Chechnya Concentration Camp Tortures Gay Men
Accusations that Chechnya authorities have been detaining gay men and taking them to places where they are tortured and sometimes kill has surfaced. The allegations were made by human rights activists and a Russian newspaper. According to these claims, 100 gay men were taken and imprisoned, and 20 people are allegedly already dead.
“In Chechnya, the command was given for a ‘prophylactic sweep’ and it went as far as real murders,” independent newspaper Novaya Gazeta reported.
Those who managed to escape came forward with their stories to the Novaya Gazeta. One man talked about how he was tortured until he revealed the names of other people in the lgbtq+ community. Another prisoner who escaped the camps told the newspaper how he had to pay bribes every month to the police just to survive.
Others who escaped described being put into rooms where 15 to 30 prisoners were placed without food and tortured with electric shocks and beaten, sometimes to death. Some of the captives included well known figures in Chechnya, including a local news presenter.
In a statement to dailymail.com Alexander Artemyev, from Amnesty International in Russia, said ‘’We can only call on the Russian authorities to investigate the allegations. Homosexuals in Chechnya are treated very harshly and prosecuted daily and they are afraid to talk about it.”
Artemyev went on to say, “They either have to hide or leave the republic. We are keeping in touch with the LGBT network that helps people in Russia to find shelter. The problem is people there cannot talk about it as it puts their lives and those they speak to, in danger. This is the main issue we are facing in Russia and the main challenge.”
Ekaterina Sokirianskaia, Russia project director for the International Crisis Group, told dailymail.com that the story is going to continue to develop as more people escape.
A spokesman for Chechnya’s leader, Ramzan Kadyrov, denied the report in a statement to Interfax April 8.
“You cannot arrest or repress people who just don’t exist in the republic,” spokesman, Alvi Karimov, said to the news agency. “If such people existed in Chechnya, law enforcement would not have to worry about them, as their own relatives would have sent them to where they could never return,” said Karimov.
Natalia Poplevskaia, the International Advocacy Officer and Monitoring Program Coordinator with the Russian LGBT Network, talked about receiving around 30 messages since April 2 from either current or former Chechnya residents who have already been evacuated. Since learning about the incidents Poplevskaia said that the organization has set up an emergency hotline. There were no specific details on how people were evacuated out due to safety reasons.
Maxim Eristavi, a Ukrainian journalist and openly gay man, told NBC News “What is happening right now with gay men is part of a longtime practice of state violence towards dissenting voices in Chechnya.” Eristavi added how reporters from the Novaya Gazeta reporting in that area have been killed in the past.
Though Eristavi has taken an issue with media calling the center a “gay concentration camp” since the center is not only used for lgbtq+ people, but others as well.

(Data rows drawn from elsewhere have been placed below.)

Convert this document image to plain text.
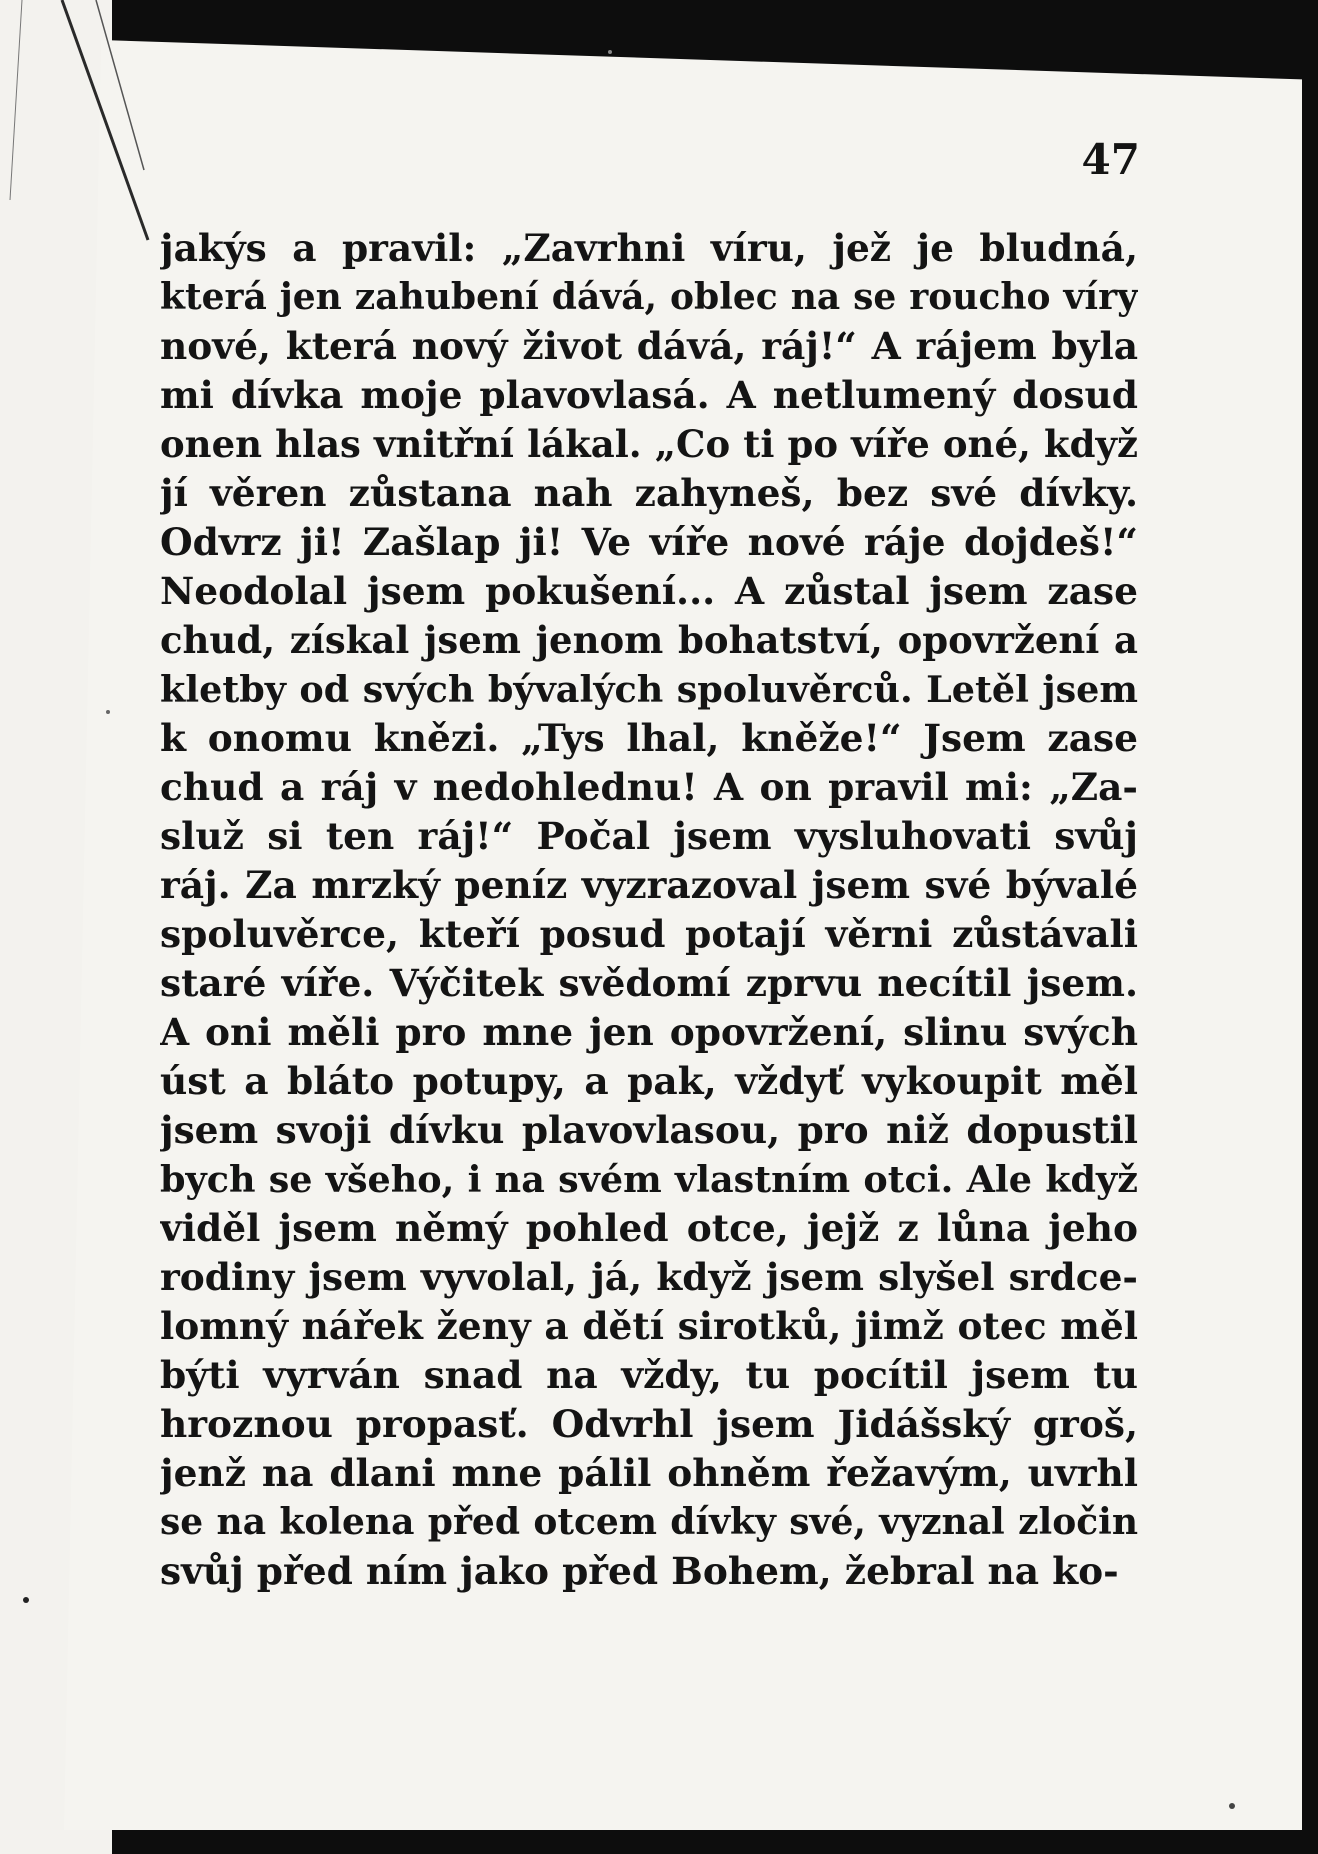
47
jakýs a pravil: „Zavrhni víru, jež je bludná,
která jen zahubení dává, oblec na se roucho víry
nové, která nový život dává, ráj!“ A rájem byla
mi dívka moje plavovlasá. A netlumený dosud
onen hlas vnitřní lákal. „Co ti po víře oné, když
jí věren zůstana nah zahyneš, bez své dívky.
Odvrz ji! Zašlap ji! Ve víře nové ráje dojdeš!“
Neodolal jsem pokušení... A zůstal jsem zase
chud, získal jsem jenom bohatství, opovržení a
kletby od svých bývalých spoluvěrců. Letěl jsem
k onomu knězi. „Tys lhal, kněže!“ Jsem zase
chud a ráj v nedohlednu! A on pravil mi: „Za-
služ si ten ráj!“ Počal jsem vysluhovati svůj
ráj. Za mrzký peníz vyzrazoval jsem své bývalé
spoluvěrce, kteří posud potají věrni zůstávali
staré víře. Výčitek svědomí zprvu necítil jsem.
A oni měli pro mne jen opovržení, slinu svých
úst a bláto potupy, a pak, vždyť vykoupit měl
jsem svoji dívku plavovlasou, pro niž dopustil
bych se všeho, i na svém vlastním otci. Ale když
viděl jsem němý pohled otce, jejž z lůna jeho
rodiny jsem vyvolal, já, když jsem slyšel srdce-
lomný nářek ženy a dětí sirotků, jimž otec měl
býti vyrván snad na vždy, tu pocítil jsem tu
hroznou propasť. Odvrhl jsem Jidášský groš,
jenž na dlani mne pálil ohněm řežavým, uvrhl
se na kolena před otcem dívky své, vyznal zločin
svůj před ním jako před Bohem, žebral na ko-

“Calling it a concentration camp is actually inaccurate. Creating more misinformation can damage and endanger people on the ground and discredit those who are trying to bring more attention to the issue,” said Eristavi.

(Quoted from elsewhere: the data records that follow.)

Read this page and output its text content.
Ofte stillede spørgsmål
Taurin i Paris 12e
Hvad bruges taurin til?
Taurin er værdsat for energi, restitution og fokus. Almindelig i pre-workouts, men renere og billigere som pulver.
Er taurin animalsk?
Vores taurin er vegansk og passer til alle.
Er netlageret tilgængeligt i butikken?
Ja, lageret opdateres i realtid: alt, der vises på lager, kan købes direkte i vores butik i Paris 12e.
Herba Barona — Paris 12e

Despite this, the situation has been described as being the worst abuse lgbtq+ people have faced in years. Maria Sjodin, Deputy Executive Director at Outright International, has told NBC news that they’ve never had this many attacks reported at one time ever and most incidents, while common, are irregular. Sjodin says that it is Russia’s responsibility to respond to this and, “The international community has to put pressure on Russia to intervene.”